Not to complicate it further, but there are some examples of other cases. I think I actually like these better. Maybe we should ban "min"? I don't love it's type being independent of dimension. You should have to rename down first.

Tensordot for instance would do a tensor product (0 contractions) with empty () here:

https://numpy.org/doc/stable/reference/generated/numpy.tensordot.html

Sympy separates these operations entirely.

https://docs.sympy.org/latest/modules/tensor/array.html

Their style is more circle dot (they write it circle times), and then contract.

davidweichiang commented 3 years ago
davidweichiang commented 3 years ago

So, if we went in the other direction, we would say that \min A, \max A, \sum A, where A is a tensor, does nothing (\min A = \max A = \sum A = A). I do kind of like the fact that under this interpretation, these expressions can be interpreted in two different ways (either as elementwise min/max/sum or reduction min/max/sum) and it turns out the same either way.

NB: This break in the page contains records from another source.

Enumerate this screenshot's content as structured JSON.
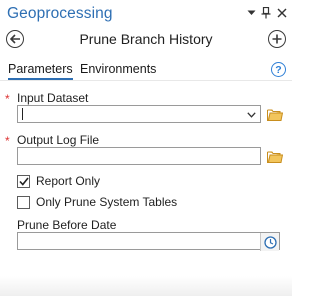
{
  "pane": {
    "title": "Geoprocessing",
    "icons": [
      "chevron-down-icon",
      "pin-icon",
      "close-icon"
    ]
  },
  "tool": {
    "title": "Prune Branch History",
    "back_icon": "back-arrow-icon",
    "add_icon": "add-icon"
  },
  "tabs": [
    {
      "label": "Parameters",
      "active": true
    },
    {
      "label": "Environments",
      "active": false
    }
  ],
  "help": {
    "glyph": "?"
  },
  "params": {
    "input_dataset": {
      "label": "Input Dataset",
      "value": "",
      "required": true
    },
    "output_log_file": {
      "label": "Output Log File",
      "value": "",
      "required": true
    },
    "report_only": {
      "label": "Report Only",
      "checked": true
    },
    "only_prune_system_tables": {
      "label": "Only Prune System Tables",
      "checked": false
    },
    "prune_before_date": {
      "label": "Prune Before Date",
      "value": ""
    }
  },
  "required_marker": "*",
  "colors": {
    "accent": "#2e6fb3",
    "required": "#d33333",
    "folder": "#e8b44a"
  }
}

davidweichiang commented 3 years ago

OK, I just made two competing PRs for this.

srush commented 3 years ago

Let me clarify:

If A \cdot B mean "contract any of the shared axes", then many of the examples (for instance attention) could be written this way without an explicit subscript. Do we want that?

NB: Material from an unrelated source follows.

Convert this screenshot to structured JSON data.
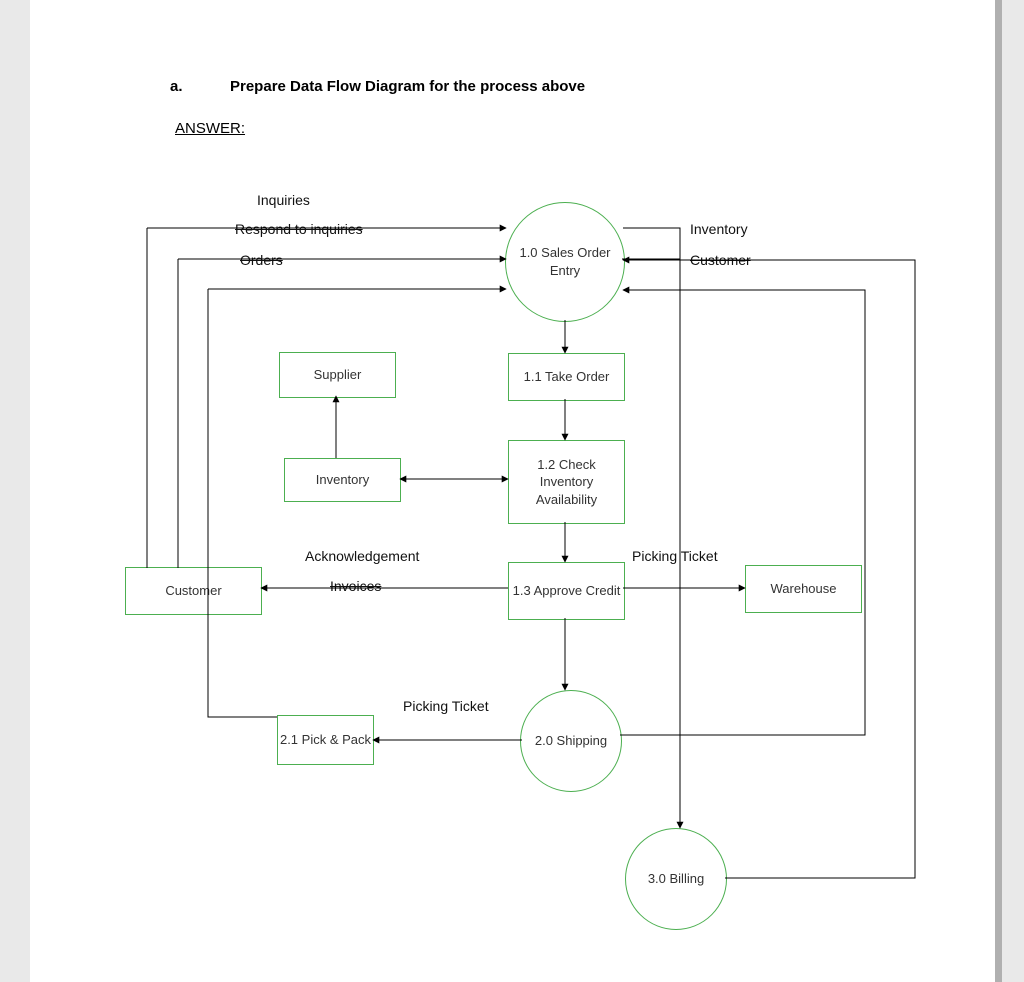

For most our our operation the input type of our operator only can contract a fixed number of axes and only the ones in the type. If we have a min A that means R^{...} -> R then that worries me a bit. I don't understand what that means in our system. Does it contract only the known axes or others that were not specfied (i.e. "batch")

That's a good point. I retract that comment (I guess I meant broadcasting, but I agree that is different).

davidweichiang commented 3 years ago

OK, I see, and agree that operators that can work on all axes would make it more difficult to write equations that work correctly with things like minibatching.